Today, AI is widely used to search for information, write code and text, and create advertising and design material; but it can be helpful in business, too. While AI technologies hold great potential for industrial application, there is no common tech stack in Russia to facilitate the development of such platforms; neither are there any contractors who could take on such tasks.
To boost workplace effectiveness, ITMO and the company Tatneft have developed the Digital Expert Council – a multi-agent system based on large language models (LLMs).
At the moment, the program is capable of completing various tasks: simplifying routine processes (e.g. familiarizing staff with safety regulations and gauging the viability of various procedures during technical works); analyzing text and graphical data (e.g. responding to questions based on the company’s historical database); providing assistance (e.g. finding information needed to assess the effectiveness of proposed solutions) and management (e.g. assigning tasks to staff and monitoring their completion).
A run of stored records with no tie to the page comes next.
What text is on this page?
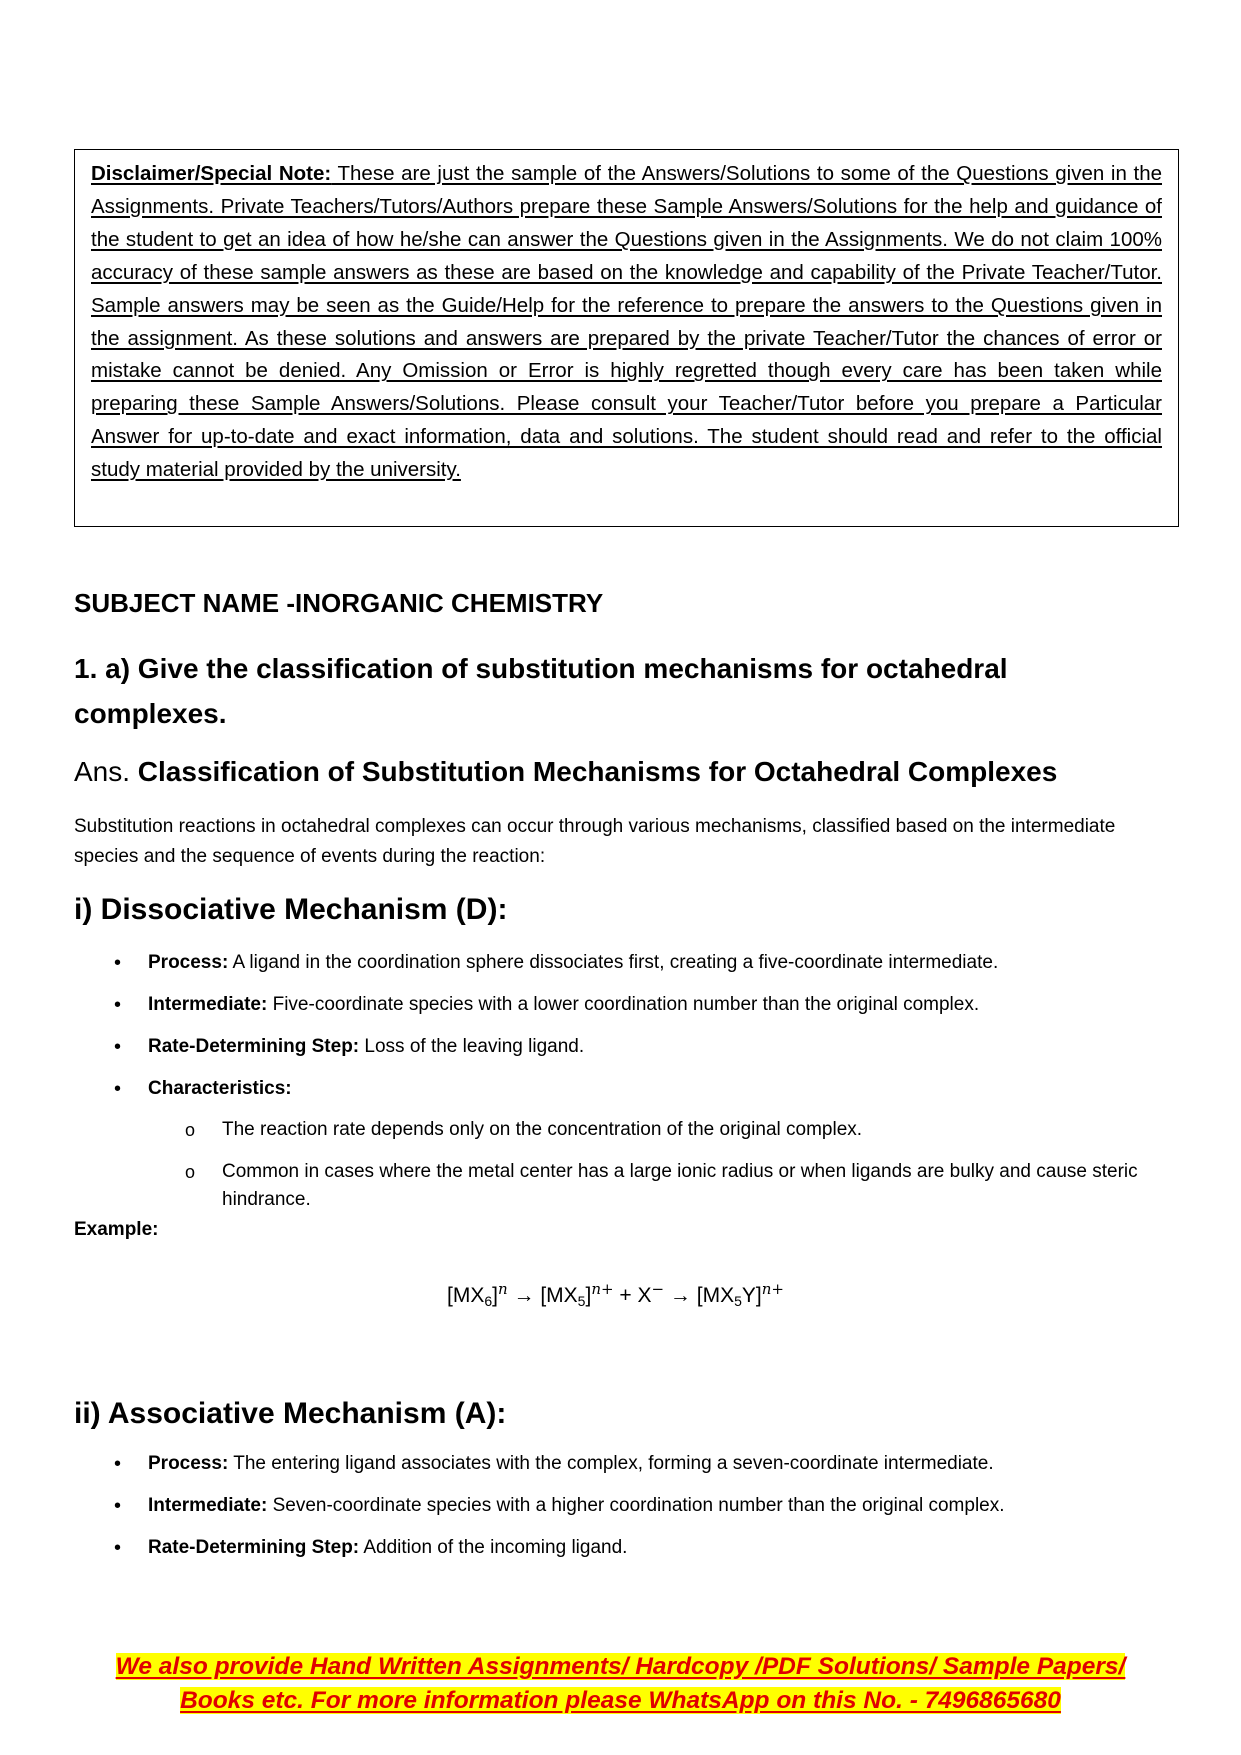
Disclaimer/Special Note: These are just the sample of the Answers/Solutions to some of the Questions given in the Assignments. Private Teachers/Tutors/Authors prepare these Sample Answers/Solutions for the help and guidance of the student to get an idea of how he/she can answer the Questions given in the Assignments. We do not claim 100% accuracy of these sample answers as these are based on the knowledge and capability of the Private Teacher/Tutor. Sample answers may be seen as the Guide/Help for the reference to prepare the answers to the Questions given in the assignment. As these solutions and answers are prepared by the private Teacher/Tutor the chances of error or mistake cannot be denied. Any Omission or Error is highly regretted though every care has been taken while preparing these Sample Answers/Solutions. Please consult your Teacher/Tutor before you prepare a Particular Answer for up-to-date and exact information, data and solutions. The student should read and refer to the official study material provided by the university.

SUBJECT NAME -INORGANIC CHEMISTRY
1. a) Give the classification of substitution mechanisms for octahedral complexes.
Ans. Classification of Substitution Mechanisms for Octahedral Complexes
Substitution reactions in octahedral complexes can occur through various mechanisms, classified based on the intermediate species and the sequence of events during the reaction:
i) Dissociative Mechanism (D):
• Process: A ligand in the coordination sphere dissociates first, creating a five-coordinate intermediate.
• Intermediate: Five-coordinate species with a lower coordination number than the original complex.
• Rate-Determining Step: Loss of the leaving ligand.
• Characteristics:
o The reaction rate depends only on the concentration of the original complex.
o Common in cases where the metal center has a large ionic radius or when ligands are bulky and cause steric hindrance.
Example:
$[MX_6]^n \to [MX_5]^{n+} + X^- \to [MX_5Y]^{n+}$
ii) Associative Mechanism (A):
• Process: The entering ligand associates with the complex, forming a seven-coordinate intermediate.
• Intermediate: Seven-coordinate species with a higher coordination number than the original complex.
• Rate-Determining Step: Addition of the incoming ligand.
We also provide Hand Written Assignments/ Hardcopy /PDF Solutions/ Sample Papers/
Books etc. For more information please WhatsApp on this No. - 7496865680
The AI assistant is trained on the company’s internal knowledge from subject-specific areas, which means it possesses much deeper knowledge than basic LLMs that are available to regular users. Eventually, the system may replace staff in tackling routine tasks, allowing specialists to focus on less trivial activities.
To this purpose, the developers trained the model using a legal database containing various regulations, decrees, and the company’s internal rules, as well as expertise acquired by Tatneft in various subject areas over more than 70 years of operation: scientific inventions, articles, studies, and reports. As a result, Digital Expert Council can act as a specialist in drilling, workplace safety, IT, mathematics, physics, and even history.
Specialists from ITMO’s Research Center “Strong AI in Industry” are involved in the technical side of the equation: they develop the software and train the model using the latest versions of an entire ensemble of open-source language models: Llama, Qwen, and Mistral.
“At ITMO, our task is to develop tools for working with LLMs and create our own open-source library. You can only test the relevance of such a tool set through a large-scale project in which a business will provide feedback of practical value. For ITMO, the creation of such a platform is a successful case that can test our strategic ideas. Besides, this product will greatly benefit the company and help them identify the optimal development trajectories in the mid-to-short-term perspective, especially when it comes to assessing the development of new [oil and gas] deposits,” says Denis Nasonov, one of the platform’s developers and a senior researcher at the Research Center “Strong AI in Industry.”
The system is currently in the prototype stage and being tested by some 60 staff members of Tatneft. Its performance is monitored by the company’s experts. The main hurdle for the system’s large-scale integration is the need for access to massive computational resources. The developers are counting on a technological leap that would make the platform available to thousands of staff.
The developers also plan to digitize all of the company’s knowledge and sort it within 50 subject areas. By the end of 2026, they expect to launch the platform for select departments of Tatneft. In the future, this solution should boost employee performance and accelerate business processes within the company.